In December 2005 Nelson underwent bypass surgery for five blocked coronary arteries. Doctors found blockages of 95 percent, 90 percent, 75 percent, 60 percent and 50 percent.

Paula and Nelson said recognizing early symptoms of arteriosclerosis saved his life. “I was very lucky because the doctor told Paula that basically I should have been dead.”

The first symptom he noticed: shortness of breath.
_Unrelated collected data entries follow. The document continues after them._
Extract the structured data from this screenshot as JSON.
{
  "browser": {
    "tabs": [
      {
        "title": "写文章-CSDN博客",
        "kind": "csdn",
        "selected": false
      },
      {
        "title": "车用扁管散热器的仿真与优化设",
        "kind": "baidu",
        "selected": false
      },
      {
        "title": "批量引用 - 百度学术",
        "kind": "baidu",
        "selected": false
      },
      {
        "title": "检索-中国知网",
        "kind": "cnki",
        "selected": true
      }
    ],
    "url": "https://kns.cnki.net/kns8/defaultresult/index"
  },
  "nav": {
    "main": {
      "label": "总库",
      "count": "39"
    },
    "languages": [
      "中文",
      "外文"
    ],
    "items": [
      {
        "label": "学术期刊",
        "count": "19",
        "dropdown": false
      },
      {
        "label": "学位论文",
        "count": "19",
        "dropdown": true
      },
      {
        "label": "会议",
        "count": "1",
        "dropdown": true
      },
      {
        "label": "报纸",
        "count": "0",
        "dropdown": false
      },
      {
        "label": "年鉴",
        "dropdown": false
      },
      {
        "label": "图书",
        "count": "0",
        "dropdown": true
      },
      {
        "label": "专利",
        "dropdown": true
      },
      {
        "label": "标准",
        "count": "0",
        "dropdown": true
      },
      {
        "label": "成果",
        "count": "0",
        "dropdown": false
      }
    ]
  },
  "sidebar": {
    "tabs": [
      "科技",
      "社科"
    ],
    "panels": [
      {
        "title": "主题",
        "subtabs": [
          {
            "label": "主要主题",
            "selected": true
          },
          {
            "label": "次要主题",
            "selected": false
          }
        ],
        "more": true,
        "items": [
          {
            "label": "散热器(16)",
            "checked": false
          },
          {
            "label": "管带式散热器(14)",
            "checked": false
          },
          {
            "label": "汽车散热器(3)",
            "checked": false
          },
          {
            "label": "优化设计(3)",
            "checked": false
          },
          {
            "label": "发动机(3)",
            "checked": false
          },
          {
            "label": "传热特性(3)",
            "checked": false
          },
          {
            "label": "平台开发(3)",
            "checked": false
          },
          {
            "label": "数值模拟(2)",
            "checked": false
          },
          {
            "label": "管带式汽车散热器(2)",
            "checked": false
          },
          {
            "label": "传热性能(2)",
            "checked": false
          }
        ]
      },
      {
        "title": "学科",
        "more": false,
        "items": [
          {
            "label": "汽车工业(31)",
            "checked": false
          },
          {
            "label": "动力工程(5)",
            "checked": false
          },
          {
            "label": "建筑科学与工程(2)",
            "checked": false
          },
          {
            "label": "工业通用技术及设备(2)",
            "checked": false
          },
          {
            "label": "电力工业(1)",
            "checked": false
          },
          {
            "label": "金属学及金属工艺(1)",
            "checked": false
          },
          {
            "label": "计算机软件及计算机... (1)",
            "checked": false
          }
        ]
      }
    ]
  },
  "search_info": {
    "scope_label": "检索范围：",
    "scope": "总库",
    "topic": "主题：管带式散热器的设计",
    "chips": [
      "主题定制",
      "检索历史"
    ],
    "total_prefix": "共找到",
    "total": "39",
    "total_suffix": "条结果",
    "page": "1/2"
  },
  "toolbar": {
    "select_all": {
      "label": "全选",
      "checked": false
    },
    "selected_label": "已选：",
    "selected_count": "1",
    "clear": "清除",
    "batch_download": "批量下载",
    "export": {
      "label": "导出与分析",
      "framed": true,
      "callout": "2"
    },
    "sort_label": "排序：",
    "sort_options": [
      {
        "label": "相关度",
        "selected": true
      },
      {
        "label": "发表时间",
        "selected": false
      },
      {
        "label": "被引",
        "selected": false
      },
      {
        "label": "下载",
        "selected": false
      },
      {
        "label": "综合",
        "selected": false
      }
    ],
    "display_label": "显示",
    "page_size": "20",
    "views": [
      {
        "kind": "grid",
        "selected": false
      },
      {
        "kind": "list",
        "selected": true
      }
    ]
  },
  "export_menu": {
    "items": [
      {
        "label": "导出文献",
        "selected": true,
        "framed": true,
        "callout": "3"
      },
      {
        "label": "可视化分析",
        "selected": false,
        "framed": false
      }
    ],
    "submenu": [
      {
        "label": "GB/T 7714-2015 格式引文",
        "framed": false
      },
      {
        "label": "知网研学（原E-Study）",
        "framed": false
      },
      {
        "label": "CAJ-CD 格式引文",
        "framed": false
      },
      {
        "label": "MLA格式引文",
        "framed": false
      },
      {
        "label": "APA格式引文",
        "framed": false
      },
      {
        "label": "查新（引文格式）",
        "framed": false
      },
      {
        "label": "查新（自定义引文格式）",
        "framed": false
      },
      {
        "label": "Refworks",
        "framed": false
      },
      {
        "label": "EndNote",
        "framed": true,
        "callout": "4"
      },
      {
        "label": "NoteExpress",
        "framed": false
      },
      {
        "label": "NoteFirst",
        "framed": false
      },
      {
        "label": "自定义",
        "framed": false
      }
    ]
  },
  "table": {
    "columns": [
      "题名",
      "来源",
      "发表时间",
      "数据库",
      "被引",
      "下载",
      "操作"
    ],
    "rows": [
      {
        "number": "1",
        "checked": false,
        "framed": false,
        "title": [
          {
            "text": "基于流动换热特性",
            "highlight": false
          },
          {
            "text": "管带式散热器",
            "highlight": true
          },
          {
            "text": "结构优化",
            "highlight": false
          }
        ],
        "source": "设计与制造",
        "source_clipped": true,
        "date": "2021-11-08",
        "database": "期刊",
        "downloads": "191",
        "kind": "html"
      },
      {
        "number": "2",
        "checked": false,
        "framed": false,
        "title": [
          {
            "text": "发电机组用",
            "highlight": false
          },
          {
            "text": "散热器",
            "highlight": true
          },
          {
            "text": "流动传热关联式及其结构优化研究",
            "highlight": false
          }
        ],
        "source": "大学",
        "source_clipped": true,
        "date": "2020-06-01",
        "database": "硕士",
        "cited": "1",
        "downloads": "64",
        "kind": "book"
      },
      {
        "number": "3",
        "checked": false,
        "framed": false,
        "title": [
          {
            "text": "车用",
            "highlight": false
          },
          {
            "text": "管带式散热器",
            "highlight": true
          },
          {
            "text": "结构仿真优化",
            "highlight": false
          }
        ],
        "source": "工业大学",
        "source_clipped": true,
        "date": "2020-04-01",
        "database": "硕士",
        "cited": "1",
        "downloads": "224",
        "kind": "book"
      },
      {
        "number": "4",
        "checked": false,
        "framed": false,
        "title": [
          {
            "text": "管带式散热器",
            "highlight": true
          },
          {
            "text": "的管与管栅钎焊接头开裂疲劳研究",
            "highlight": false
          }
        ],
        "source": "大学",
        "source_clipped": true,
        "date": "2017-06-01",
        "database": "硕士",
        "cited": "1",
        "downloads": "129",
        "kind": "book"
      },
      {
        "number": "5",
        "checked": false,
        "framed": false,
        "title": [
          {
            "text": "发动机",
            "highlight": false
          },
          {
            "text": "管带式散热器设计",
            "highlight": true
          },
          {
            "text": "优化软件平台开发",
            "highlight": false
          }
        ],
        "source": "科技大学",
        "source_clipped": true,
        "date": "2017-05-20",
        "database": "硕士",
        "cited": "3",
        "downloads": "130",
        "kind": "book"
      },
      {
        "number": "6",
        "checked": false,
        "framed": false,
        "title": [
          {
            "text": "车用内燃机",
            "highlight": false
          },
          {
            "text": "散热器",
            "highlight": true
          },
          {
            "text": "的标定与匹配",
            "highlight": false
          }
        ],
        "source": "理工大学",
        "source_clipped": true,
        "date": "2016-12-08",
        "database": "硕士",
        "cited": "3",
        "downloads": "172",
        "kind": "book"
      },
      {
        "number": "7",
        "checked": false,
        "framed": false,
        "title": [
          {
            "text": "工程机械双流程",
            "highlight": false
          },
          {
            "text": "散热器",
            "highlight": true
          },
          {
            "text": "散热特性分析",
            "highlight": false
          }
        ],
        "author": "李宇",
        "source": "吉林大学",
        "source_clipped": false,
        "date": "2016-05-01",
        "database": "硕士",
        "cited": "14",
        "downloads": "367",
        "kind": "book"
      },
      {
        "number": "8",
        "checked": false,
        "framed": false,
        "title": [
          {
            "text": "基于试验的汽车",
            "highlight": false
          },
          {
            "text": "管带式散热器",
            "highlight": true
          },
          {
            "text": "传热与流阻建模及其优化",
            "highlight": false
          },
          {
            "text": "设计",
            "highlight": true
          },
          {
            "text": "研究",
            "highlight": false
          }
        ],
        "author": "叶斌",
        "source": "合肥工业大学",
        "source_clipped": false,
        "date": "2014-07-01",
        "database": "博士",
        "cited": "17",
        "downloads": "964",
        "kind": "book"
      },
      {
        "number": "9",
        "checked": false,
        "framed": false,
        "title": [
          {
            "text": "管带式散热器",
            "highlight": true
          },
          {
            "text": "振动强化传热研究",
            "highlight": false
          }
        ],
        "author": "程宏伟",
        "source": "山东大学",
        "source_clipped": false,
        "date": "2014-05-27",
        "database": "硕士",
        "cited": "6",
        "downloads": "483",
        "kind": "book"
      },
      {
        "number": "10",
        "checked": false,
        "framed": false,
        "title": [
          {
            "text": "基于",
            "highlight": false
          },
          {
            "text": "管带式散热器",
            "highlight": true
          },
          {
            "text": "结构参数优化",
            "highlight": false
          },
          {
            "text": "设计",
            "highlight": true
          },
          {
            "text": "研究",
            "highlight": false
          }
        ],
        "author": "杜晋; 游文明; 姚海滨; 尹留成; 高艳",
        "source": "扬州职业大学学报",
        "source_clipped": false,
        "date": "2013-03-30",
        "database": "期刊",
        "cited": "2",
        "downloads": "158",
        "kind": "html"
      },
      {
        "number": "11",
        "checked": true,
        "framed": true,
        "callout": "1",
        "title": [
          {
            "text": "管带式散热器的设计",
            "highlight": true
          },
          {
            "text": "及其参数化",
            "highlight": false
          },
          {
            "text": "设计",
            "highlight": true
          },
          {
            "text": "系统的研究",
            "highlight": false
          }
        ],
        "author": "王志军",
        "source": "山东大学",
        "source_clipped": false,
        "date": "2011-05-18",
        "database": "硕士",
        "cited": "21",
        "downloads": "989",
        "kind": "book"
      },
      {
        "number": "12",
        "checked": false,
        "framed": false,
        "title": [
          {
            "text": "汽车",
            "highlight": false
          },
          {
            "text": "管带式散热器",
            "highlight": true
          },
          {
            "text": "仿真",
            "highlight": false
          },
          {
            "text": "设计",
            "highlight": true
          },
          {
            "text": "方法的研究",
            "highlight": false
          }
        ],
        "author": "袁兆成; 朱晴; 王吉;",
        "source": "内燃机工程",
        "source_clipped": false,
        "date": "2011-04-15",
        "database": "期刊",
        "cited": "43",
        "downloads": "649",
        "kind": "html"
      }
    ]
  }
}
At Wright-Patterson Air Force Base, he worked on the third floor of a building and always took the stairs, never the elevator. “I would briskly walk up the stairs all the time. At the beginning of the year I was feeling out of breath and I figured okay, I’m 52 years old and I weigh 240 pounds, so what should I expect.”

Working a desk job, he usually made regular exercise a priority. He frequently worked out on the treadmill at the exercise facility across the street.

A few times after taking a break from work to go to auto races, he’d get back on the treadmill and would experience slight chest pains.

“They went away fairly quickly. But toward the end of the year I’d walk up the stairs and would be out of breath and I was sweating really, really bad. That really triggered me that something was severely wrong.”

An electrocardiogram, or EKG, detected abnormal heart activity. His cardiologist thought he was a possible candidate for triple stints, but a heart catheterization procedure revealed four blockages, which required the bypass surgery. “They didn’t’ find the fifth blockage until I was actually in surgery,” Nelson said.

The surgery went well. Nelson spent a week in the hospital and returned to work six weeks later. His goal was to get medical clearance to drive their motorhome to the first Atlanta Motor Speedway race in March 2006. And he did.

He noted that his father underwent heart bypass surgery in his ‘60s but lived to be 91. And high blood pressure runs in his family, on his mother’s side.

Nelson and Paula encourage anyone with a family history of heart problems, or anyone who is experiencing any symptoms, even if they are subtle, to consult their medical provider as soon as possible.

“It can make a huge difference on your quality of life and your future.” Nelson said.